L’héritage de l’ère industrielle
Cette croyance vient du travail à la chaîne : plus tu produis d’unités par heure, mieux c’est. Mais aujourd’hui, la plupart des jobs ne sont pas des chaînes de montage. Un développeur, un créatif, un manager : leur valeur ne se compte pas en heures, mais en qualité de travail.
L’illusion de la présence
Beaucoup confondent présence et productivité. Rester tard au bureau donne l’impression d’en faire plus, mais souvent, c’est juste de la fatigue accumulée. On finit par tourner en rond, répondre à des mails inutiles, ou refaire ce qui est déjà bon.
Le piège de la comparaison
Voir un collègue travailler 60 heures peut nous pousser à en faire autant. Mais chacun a son rythme.
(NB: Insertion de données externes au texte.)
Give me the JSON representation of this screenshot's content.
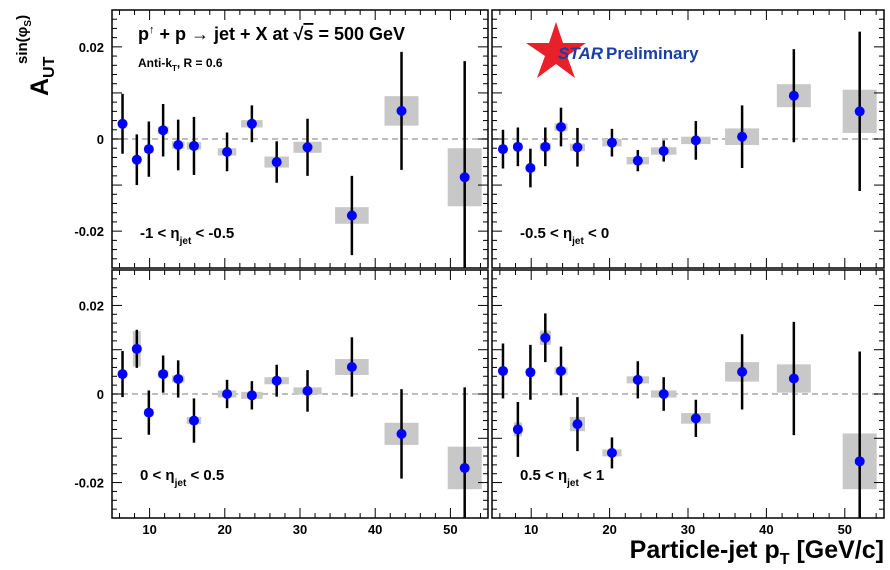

Certains sont très efficaces en 30 heures, d’autres moins en 50. L’important est de connaître son propre pic de productivité.
Et les études dans tout ça ?
Des recherches montrent que la productivité chute après 40-50 heures par semaine. Au-delà, chaque heure supplémentaire rapporte de moins en moins, jusqu’à être contre-productive. Le cerveau fatigue, les erreurs augmentent, la créativité s’éteint.
Alors non, travailler plus d’heures n’est pas une garantie de meilleurs résultats. C’est même souvent l’inverse.